Xbox Series S Teardown Shows A Glimpse At The Future

Xbox Series S Teardown Photo

Console launch season is upon us. A time for billion dollar corporations ingratiate themselves with “Johnny Consumer” by promising the future of entertainment is finally available to one-and-all. The focus of this new generation of consoles has been the battle for 4K supremacy between Xbox Series X and PlayStation 5. Interestingly, Microsoft also created another iteration of their Xbox Series for those satisfied with games in 1080p, and thanks to [Dimitris] we have been able to see the internals of the Xbox Series S (XSS).

Xbox Series S Teardown SSD Photo
The Xbox Series S features standard m.2 slot that could be used for future storage expansion.

Microsoft’s choice to produce an all-digital console has greatly affected the internal design of the XSS. With the lack of a disc-drive there is only a single cable, the fan cable, tying the components together. The heat sink covering the 197mm² AMD APU takes up nearly 60% of the motherboard surface area. Though the XSS may be diminutive by modern console standards, its cooling fan is huge, somewhere in the 140 mm range. What little space is left by the heat sink and fan assembly is taken up by the internal power supply. As a fun nod, the PSU sports a Master Chief insignia to denote the location of the two-pronged connector beneath.

On the underside of the motherboard lies the biggest surprise of the “little brother” console. The system storage SSD is socketed rather than directly soldered to the board itself. The primary design goal of the XSS was to provide a cheaper alternative for players, but this standard m.2 slot reveals that Microsoft has plans for future expansion. This SSD, while not user-accessible in a traditional sense, will likely provide an alternative method to expanding storage outside of Microsoft’s proprietary external offerings. For a look at the teardown in process, [Dimitris’] video from his Modern Vintage Gamer YouTube channel is below.

22 thoughts on “Xbox Series S Teardown Shows A Glimpse At The Future

  1. > The heat sink covering the 197mm² AMD APU takes up nearly 60% of the motherboard surface area.
    The motherboard is double sided. Also, saying it takes up that surface area is a strange choice of words, seeing as there are components underneath and unbothered by the visual occlusion of the heat sink.

  2. I suspect that Microsoft has given some careful thought to exactly this; but the interesting thing about NVMe is that it’s not just a storage interface; it’s full PCIe, with all the DMA, bus mastering; and so on that that implies.

    I assume that most attempts to exploit this will bump into a humorless IOMMU implementation; but the possibilities, at a bare minimum, extend well beyond SATA’s “swap something else in and hope the system naively tries to boot from it” opportunities.

  3. Oof. For the topic at hand, “all digital” is the new slang form of “all digital download”, which itself is shorthand for “only digital downloads, excluding other methods of storing data”
    In contrast to other recent systems that can get media by digital downloads or discs, or older systems that were all disc or all cartridge based.
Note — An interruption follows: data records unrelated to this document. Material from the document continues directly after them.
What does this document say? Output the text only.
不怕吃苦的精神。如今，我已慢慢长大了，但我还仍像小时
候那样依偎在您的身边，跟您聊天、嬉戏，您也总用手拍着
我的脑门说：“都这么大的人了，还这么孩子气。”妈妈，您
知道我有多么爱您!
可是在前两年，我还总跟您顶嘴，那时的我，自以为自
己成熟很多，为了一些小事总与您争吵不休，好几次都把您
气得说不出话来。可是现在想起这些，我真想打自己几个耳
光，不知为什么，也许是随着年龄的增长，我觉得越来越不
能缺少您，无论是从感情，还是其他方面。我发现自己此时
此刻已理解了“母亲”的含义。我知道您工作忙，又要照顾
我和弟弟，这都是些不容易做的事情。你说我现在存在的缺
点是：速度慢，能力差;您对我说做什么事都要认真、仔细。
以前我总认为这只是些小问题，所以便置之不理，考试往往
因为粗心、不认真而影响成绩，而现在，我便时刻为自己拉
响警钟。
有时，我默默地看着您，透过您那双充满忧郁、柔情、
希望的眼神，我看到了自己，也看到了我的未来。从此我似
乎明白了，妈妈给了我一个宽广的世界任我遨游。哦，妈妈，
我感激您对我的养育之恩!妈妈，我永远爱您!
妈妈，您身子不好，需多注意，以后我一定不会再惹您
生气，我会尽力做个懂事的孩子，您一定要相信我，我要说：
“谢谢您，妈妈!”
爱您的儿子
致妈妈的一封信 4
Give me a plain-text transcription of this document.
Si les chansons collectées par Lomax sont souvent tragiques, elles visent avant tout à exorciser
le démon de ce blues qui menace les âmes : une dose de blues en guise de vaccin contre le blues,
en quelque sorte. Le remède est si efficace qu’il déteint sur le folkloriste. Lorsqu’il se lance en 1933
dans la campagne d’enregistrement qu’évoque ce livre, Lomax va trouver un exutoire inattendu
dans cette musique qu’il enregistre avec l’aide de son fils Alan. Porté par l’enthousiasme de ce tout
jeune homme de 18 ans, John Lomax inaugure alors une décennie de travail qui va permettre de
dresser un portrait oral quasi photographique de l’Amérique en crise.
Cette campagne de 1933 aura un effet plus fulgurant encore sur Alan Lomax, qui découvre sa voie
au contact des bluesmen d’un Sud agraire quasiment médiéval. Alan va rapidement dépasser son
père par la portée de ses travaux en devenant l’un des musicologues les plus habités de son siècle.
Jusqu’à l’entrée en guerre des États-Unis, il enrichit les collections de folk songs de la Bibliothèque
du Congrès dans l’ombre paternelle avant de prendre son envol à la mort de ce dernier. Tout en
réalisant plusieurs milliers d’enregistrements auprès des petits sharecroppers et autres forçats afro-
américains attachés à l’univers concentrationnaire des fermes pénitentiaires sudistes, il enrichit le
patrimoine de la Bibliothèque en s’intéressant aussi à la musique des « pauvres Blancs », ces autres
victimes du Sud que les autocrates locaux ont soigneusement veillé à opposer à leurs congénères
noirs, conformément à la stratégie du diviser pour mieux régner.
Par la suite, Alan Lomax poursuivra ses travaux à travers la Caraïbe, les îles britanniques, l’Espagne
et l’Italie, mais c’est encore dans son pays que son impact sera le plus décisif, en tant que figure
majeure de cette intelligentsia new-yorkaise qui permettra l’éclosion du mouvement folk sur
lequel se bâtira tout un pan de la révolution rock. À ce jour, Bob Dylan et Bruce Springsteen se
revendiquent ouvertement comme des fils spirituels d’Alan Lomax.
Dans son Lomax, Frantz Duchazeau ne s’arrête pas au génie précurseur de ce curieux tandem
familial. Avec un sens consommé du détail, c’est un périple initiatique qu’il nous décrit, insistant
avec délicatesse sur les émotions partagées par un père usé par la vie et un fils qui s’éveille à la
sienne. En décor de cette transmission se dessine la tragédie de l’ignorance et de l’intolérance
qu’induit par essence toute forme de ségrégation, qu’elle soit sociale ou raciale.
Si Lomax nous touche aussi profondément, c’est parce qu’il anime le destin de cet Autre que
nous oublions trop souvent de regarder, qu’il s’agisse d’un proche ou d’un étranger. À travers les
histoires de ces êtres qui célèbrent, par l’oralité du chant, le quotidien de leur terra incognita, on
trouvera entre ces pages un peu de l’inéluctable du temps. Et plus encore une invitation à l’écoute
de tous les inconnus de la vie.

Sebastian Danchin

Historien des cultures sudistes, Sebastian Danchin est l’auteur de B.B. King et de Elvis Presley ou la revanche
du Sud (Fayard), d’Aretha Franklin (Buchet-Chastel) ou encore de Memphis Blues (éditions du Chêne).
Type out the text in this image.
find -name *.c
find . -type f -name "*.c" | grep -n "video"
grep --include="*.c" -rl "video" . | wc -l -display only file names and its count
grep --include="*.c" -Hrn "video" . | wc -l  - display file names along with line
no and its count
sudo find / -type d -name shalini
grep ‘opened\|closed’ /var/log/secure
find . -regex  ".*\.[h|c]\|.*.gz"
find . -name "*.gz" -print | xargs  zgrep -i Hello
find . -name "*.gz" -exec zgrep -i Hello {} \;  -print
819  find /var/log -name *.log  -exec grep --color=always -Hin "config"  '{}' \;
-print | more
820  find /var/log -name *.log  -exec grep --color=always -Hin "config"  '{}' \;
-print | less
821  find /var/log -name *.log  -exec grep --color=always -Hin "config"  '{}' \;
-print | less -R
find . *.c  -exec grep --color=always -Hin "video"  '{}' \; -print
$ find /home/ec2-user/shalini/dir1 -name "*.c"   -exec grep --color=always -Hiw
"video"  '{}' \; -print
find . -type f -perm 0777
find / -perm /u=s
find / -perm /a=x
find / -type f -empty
    1. This is a single 140mm fan, cooling an entire system, quietly, yes that is impressive. And the M2 slot is PCIe 4. Something still relatively new.

      It’s also incredibly small compared to PCs, about 3 liters, I doubt you can build a comparable PC in the same volume. And I really doubt you can do it with a single fan.

      Yes, a PC will just about always beat a console in max performance, features and capability. But will often have trouble beating a console in other areas, like acoustics, size, user friendliness, reliability (sometimes) and more.

      1. Lenovo Tiny

        Already done.

        I have a P330 with up to 8 core i7 and low profile pcie support. Also 2x sodimm and 2x nvme, but who is keeping track.

        You could argue its still 2 fans, and you’d be right.

        1. Mine is running a p620 card, haven’t tried my 1050 in it yet, officially I think you can go to the p1000.

          Don’t cry foul on the prices, you can find barebone or pentium m720q or m920q m920x models, same motherboard, and order the copper heatsink and pcie riser

  4. The DRAM chip he points to (calling it a “controller of some sort) at 14:30, does anyone know how large it is? I can’t make out a number when I zoom in to any pictures online.